Deep Winter, c’est incontestable, est un roman mené avec efficacité. Du genre que l’on peine à lâcher tant on désire voir quelle tournure vont prendre les événements et si le héros va réussir, malgré ses moyens limités, à s’en sortir alors qu’il est devenu pour une grande partie de la communauté l’homme à abattre. C’est avec un sens consommé du cliffhanger de fin de chapitre et une écriture que l’on qualifiera d’efficace – faute d’être remarquable – que Samuel Gailey, qui a fait ses armes au cinéma et à la télévision, fait avancer son intrigue.
Pour autant, la maîtrise de ses outils ne fait pas forcément un roman qui sort du lot et Deep Winter en est la preuve. Cela tient sans doute à la manière dont Gailey convoque ici tous les archétypes du roman ou de la série estampillé « Amérique profonde ». On voit donc consécutivement apparaître l’idiot du village impressionnant physiquement mais aussi vif d’esprit – et gentil – qu’un chiot labrador, la serveuse rugueuse mais jolie et au grand cœur, le vieux shérif qui n’aspire qu’à la tranquillité et voudrait pouvoir ménager la chèvre et le chou, le couple de vieillards attendrissants qui prennent soin de l’orphelin attardé, le flic de la ville sympa mais alcoolique qui débarque comme un chien dans un jeu de quilles et, bien entendu, l’adjoint du shérif méchant comme une teigne et son acolyte qui pourrait avoir bon fond mais qui a toujours été un suiveur.

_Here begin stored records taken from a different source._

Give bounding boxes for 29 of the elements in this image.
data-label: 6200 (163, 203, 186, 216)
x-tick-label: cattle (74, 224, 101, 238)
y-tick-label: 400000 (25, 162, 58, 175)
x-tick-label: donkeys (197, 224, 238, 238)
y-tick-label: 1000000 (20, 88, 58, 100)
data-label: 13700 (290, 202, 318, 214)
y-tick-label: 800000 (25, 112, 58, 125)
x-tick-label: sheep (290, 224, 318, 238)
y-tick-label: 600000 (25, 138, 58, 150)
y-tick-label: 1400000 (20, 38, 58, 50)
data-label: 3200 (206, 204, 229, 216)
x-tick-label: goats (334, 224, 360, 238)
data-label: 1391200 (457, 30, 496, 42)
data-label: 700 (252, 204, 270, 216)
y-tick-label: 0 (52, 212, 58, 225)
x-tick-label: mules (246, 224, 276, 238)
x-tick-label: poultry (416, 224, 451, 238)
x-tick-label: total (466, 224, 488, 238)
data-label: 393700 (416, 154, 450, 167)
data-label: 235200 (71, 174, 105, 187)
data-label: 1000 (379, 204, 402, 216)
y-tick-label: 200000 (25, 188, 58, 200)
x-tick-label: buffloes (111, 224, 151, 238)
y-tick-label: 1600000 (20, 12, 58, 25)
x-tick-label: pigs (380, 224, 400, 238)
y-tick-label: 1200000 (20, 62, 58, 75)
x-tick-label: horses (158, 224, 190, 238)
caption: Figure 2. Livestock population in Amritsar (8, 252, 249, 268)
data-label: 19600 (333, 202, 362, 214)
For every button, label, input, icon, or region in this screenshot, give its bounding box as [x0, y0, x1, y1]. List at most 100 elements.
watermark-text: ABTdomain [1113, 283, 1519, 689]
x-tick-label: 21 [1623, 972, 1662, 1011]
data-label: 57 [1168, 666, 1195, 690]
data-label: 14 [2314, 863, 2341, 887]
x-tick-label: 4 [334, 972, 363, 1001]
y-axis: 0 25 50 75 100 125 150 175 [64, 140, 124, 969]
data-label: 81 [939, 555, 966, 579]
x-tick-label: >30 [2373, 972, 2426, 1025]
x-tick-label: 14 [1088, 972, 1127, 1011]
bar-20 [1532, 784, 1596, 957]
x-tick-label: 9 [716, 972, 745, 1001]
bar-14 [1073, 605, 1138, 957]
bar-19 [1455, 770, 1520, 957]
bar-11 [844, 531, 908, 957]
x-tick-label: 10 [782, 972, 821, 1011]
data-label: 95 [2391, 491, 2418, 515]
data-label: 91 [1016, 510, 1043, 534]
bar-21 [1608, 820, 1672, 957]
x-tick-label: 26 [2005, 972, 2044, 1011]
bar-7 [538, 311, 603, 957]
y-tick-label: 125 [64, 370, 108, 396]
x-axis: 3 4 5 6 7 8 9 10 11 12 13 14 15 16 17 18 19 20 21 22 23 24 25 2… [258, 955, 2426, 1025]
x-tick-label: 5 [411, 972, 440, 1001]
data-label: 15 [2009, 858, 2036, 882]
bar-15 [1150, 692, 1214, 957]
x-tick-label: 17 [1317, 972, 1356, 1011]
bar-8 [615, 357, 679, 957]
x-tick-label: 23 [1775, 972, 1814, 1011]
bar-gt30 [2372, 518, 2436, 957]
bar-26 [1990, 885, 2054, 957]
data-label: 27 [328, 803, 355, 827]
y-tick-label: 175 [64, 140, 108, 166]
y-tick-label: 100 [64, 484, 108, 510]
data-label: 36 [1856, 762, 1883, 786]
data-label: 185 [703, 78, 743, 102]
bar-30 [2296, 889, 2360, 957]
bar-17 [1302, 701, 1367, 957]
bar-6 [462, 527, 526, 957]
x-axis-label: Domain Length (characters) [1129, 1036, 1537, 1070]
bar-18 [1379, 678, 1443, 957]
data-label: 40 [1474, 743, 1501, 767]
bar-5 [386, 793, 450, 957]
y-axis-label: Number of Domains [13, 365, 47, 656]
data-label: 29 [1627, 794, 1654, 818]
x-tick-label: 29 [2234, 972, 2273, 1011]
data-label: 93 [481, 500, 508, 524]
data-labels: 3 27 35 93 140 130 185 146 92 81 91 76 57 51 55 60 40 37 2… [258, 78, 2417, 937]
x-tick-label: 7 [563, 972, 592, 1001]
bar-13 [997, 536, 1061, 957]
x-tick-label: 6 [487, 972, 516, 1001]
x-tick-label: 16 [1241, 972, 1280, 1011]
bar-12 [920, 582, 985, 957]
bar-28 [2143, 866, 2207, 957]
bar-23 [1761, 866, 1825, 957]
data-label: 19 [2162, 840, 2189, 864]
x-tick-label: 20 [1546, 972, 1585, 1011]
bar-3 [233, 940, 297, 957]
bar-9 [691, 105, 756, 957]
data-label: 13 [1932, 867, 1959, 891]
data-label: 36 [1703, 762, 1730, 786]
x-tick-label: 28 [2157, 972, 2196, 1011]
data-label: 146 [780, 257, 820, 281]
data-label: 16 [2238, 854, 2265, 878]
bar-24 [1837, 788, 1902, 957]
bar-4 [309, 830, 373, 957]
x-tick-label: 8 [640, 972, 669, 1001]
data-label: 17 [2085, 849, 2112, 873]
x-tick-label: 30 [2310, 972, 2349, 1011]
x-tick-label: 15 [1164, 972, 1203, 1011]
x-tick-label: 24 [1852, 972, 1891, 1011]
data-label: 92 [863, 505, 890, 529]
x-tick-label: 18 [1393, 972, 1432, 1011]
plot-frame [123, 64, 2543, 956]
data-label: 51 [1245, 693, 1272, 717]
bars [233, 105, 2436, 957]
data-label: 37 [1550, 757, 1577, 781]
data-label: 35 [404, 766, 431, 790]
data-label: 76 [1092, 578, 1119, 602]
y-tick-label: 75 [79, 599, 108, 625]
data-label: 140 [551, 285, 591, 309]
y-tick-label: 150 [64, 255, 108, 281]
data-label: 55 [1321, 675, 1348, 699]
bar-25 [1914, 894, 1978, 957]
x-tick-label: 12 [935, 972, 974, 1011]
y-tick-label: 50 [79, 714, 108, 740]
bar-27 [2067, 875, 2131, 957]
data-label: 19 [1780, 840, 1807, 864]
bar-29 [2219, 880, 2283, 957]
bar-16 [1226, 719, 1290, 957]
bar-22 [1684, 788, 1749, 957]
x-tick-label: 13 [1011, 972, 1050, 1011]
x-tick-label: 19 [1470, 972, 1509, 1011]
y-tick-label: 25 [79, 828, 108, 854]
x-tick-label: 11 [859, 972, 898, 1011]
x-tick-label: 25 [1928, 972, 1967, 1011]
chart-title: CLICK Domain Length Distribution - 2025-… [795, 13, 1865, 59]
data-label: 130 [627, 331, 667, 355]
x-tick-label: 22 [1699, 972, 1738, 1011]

Le problème de Deep Winter tient d’abord à cette accumulation de clichés. Et ce ne sont pas les vagues références obligées au passé des personnages censées les rendre plus complexes mais qui se révèlent être tout aussi caricaturales (le shérif regrette de n’avoir jamais donné un enfant à sa femme, l’adjoint a trouvé le cadavre de son père après son suicide, son larbin est un petit gros qui a suivi les durs et méchants pour ne pas devenir une victime…) qui viennent contrecarrer cette impression.
Vient ensuite ce qui est certainement le plus dérangeant même si, dans une certaine mesure, pour peu que le lecteur ne soit pas une brute sans cœur, cela se révèle efficace : la manière qu’a Gailey de tirer au maximum sur la corde sensible en faisant subir à son héros les pires avanies sans que jamais ce dernier ne se dépare de cette gentillesse qu’il porte chevillée au corps. Danny donc, cela est dit, redit et montré, est une éternelle victime, un cœur pur sur lequel la vie et les habitants de son patelin s’acharnent sans pitié jusqu’à cet ultime violence qui lui est faite lorsqu’on l’accuse d’avoir assassiné sa seule amie.
Car, au final, la seule chose qui pousse le lecteur à continuer à lire le roman est l’espoir de voir enfin justice rendue, même si pour cela l’auteur va devoir effectuer quelques acrobaties tel cet artifice qui consiste à permettre à Danny, éternel piéton confit dans ses habitudes et qui ne sort jamais du village, à trouver son chemin dans une forêt inhospitalière grâce à une petite voix – peut-être celle de son père décédé, peut-être une manifestation de son subconscient – qui lui indique le chemin.
Bref, Deep Winter, s’il se laisse lire sans déplaisir grâce au savoir-faire scénaristique de son auteur, souffre aussi par ailleurs de ce savoir-faire qui vient trop souvent se substituer à ce qui devrait être l’essence d’un bon roman : un véritable attachement de l’auteur à ces personnages qui lui permette de faire passer avec délicatesse des sentiments complexes. C’est bien dommage.
Samuel W. Gailey, Deep Winter (Deep Winter, 2014), Gallmeister, 2014. Traduit par Laura Derajinski.